Все прежние искания Пришвина «крутились» вокруг вопросов веры. А если ставится вопрос о вере, то тем самым ставится и вопрос о Боге. Бог для Пришвина есть то, что завершает идею всеединства бытия в космическом масштабе. Ведь если имеется единство, то нужно начало (или сила), такое единство определяющее. Это Начало и есть Бог. Идея Бога вытекает из потребности поддерживать идею единства. Бог «возникает» у человека из "необходимости согласия с миром". Но в таком антропоцентричном миропонимании Бог становится чем-то вторичным, рационально необходимым, он не является здесь ни Творцом, ни Личностью-Вседержителем, а представляет Собою как бы некую сущность, мыслящую и мыслью обеспечивающую единство бытия. Сведение понятия Бога к понятию космического разума, как это делает Пришвин, ни к чему иному, кажется, привести не может.

По сути, Пришвин весьма недалёк от Толстого его религия представляется в некоторых моментах близкой тому, что мы видели у Толстого. Недаром руссоистско-толстовская вера в «естественные» гармоничные законы бытия была присуща, хотя бы отчасти, и Пришвину: на этой вере он основывал свой жизненный оптимизм.

Пришвину последнего периода жизни приписывают православное миросозерцание. Но мировоззренческая близость Вернадскому и Фёдорову, о которой при этом говорят как о чём-то бесспорном, с православностью несовместна. Вопрос ещё требует дальнейшего изучения.

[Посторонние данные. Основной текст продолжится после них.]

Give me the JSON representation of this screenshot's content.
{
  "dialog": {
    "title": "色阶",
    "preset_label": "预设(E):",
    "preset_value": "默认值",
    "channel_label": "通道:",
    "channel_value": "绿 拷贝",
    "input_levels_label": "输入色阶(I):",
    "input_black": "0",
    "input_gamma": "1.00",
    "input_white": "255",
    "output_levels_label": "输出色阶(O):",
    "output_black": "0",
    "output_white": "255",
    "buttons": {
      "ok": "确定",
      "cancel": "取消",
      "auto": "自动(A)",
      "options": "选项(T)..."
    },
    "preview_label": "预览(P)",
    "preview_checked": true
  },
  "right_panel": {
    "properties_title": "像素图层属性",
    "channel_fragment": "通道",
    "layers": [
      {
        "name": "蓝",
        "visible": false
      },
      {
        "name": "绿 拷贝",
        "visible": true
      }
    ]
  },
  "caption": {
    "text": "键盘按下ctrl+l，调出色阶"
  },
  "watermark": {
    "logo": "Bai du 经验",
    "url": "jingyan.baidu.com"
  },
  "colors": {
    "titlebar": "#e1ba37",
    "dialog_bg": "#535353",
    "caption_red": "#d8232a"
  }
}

Полезно сознавать, что совпадение некоторых внешних признаков между двумя системами ещё не делает эти системы тождественными. Необходимо сопоставить основополагающие идеи миросозерцания писателя и догматы православного вероучения. Можно, конечно, допустить условно понимание Бога как космического Разума, но это будет лишь одним из свойств Бога, но не всеобъемлющей Его сущностью.

В дневниковой записи 13 июня 19 52 года писатель выразил одно из коренных своих убеждений последних лет жизни: "Быть русским, любить Россию — это духовное состояние". Мысль привлекательная. Но что значит быть русским? Если по Достоевскому, то быть русским значит быть православным. Или лучше принадлежать к некоему природному единству? Биографы отмечают малоцерковность Пришвина. Осмысление же русского начала вне Церкви и Православия неизбежно приведёт к тёмной духовности.

Творчество и мировоззрение Пришвина могут быть истинно освоены только после тщательного осмысления его дневников, которые пока даже не изданы полностью. Поэтому высказанное здесь остаётся в значительной мере на уровне вопросов и предположений.